Wednesday, August 1, 2012

Escape!





It's August.  Four months until the holidays get underway, maybe less.  My plan is to step out of the fray somewhere, somehow.

Last night Jerry and I were having fresh salmon, zucchini, quinoa, and sliced heritage tomatoes with basil, a mid- to late-summer kind of dinner (and yes, I'm going to get underway with the Recipes for Worn-Out Cooks). Buoyed by a couple of glasses of wine, I had a flash:   We want to cruise through the Panama Canal someday, so why not go this Christmas? Whoa!

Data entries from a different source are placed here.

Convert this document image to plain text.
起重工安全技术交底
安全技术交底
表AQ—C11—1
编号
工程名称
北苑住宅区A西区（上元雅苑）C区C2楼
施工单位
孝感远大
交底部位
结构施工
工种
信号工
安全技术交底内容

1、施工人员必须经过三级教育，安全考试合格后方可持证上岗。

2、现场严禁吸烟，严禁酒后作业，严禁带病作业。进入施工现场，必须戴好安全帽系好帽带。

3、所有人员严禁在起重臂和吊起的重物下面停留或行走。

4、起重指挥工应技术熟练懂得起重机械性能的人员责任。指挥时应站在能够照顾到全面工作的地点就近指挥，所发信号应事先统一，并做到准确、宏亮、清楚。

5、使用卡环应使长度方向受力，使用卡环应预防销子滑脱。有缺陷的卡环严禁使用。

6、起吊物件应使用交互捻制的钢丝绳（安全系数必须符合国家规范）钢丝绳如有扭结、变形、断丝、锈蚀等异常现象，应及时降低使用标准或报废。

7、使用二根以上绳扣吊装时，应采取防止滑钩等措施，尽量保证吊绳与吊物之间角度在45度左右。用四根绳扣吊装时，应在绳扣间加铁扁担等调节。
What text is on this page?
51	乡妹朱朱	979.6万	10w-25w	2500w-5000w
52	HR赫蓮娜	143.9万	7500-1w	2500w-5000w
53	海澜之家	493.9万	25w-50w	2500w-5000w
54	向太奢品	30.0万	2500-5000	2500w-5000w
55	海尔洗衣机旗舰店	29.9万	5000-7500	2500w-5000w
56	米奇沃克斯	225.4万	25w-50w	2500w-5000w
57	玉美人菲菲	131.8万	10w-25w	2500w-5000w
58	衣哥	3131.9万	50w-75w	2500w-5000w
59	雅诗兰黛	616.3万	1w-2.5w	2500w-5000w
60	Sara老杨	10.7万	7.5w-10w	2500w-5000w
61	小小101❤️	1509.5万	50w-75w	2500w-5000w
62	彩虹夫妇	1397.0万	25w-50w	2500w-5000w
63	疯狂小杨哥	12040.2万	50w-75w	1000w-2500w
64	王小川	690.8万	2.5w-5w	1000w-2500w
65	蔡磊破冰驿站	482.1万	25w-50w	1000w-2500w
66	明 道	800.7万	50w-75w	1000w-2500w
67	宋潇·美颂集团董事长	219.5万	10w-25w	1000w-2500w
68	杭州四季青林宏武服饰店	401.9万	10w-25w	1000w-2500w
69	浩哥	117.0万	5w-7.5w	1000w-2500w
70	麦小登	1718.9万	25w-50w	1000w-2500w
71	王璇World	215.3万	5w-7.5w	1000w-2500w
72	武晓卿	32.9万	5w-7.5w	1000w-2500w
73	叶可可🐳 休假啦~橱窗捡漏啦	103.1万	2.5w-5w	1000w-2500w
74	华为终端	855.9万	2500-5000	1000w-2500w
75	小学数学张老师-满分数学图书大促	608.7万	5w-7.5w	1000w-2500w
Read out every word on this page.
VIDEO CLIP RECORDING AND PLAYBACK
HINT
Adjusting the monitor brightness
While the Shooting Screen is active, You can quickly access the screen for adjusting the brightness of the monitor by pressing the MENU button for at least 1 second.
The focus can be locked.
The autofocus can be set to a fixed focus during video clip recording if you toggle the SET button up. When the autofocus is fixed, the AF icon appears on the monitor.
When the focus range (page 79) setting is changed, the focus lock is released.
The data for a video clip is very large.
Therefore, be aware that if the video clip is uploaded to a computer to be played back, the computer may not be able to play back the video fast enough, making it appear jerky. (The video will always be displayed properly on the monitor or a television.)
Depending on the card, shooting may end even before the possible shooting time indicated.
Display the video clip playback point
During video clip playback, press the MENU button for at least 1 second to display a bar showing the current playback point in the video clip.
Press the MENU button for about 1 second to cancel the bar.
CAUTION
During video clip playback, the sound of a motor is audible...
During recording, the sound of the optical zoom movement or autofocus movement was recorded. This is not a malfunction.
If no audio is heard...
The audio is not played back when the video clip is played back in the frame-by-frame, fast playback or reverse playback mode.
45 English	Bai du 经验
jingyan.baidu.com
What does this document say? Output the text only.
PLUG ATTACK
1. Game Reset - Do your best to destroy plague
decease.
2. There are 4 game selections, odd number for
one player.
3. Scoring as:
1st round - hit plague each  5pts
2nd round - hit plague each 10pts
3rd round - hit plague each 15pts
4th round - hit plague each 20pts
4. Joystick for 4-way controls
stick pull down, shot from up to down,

Jerry was dubious, but I ran with it.  I parked my laptop on the dining table and looked up a cruise I'd read about in a brochure.  Sixteen days, LA to Miami  And it cost less than the cruise we took for ten days in the Mediterranean, same cruise line.  A bargain! I e-mailed a cruise specialist, and for a couple of hours I was seriously caught up in this idea.

But there were problems:  Turns out the cabins for that cruise are fully  booked (why were they advertised as recently as last week?).  There were ports-of-call in Mexico, where we have no desire to go.  We could be wait-listed and hope for the best, but that seemed too uncertain.  Plus I could picture big family groups, all chummy and exclusive, and  little old us at a table for two,  far from home on Christmas and New Year's.


More damning was the length of time: Sixteen days, many of them "at sea."  That's okay for people who go to the spa, drink in the bars, lounge around the pool,  and sit on their verandas holding hands, but we don't (too chilly on the veranda for one thing).  On last year's bucket-list cruise around Italy, we spent two consecutive rainy days when the ship couldn't make port sitting in our cabin working on blogs/journals (me) and manuscripts (Jerry).  I couldn't see a string of expensive days doing that.

This morning I calmed down the cruise specialist, who was flinging ideas at us by e-mail and voicemail.  I came to my senses.  I hope that end-of-summer lengthening-shadows kind of August day doesn't come too soon. Then I know the season's turning, and fall, which is fine, is inevitable.  But we all know what comes after that.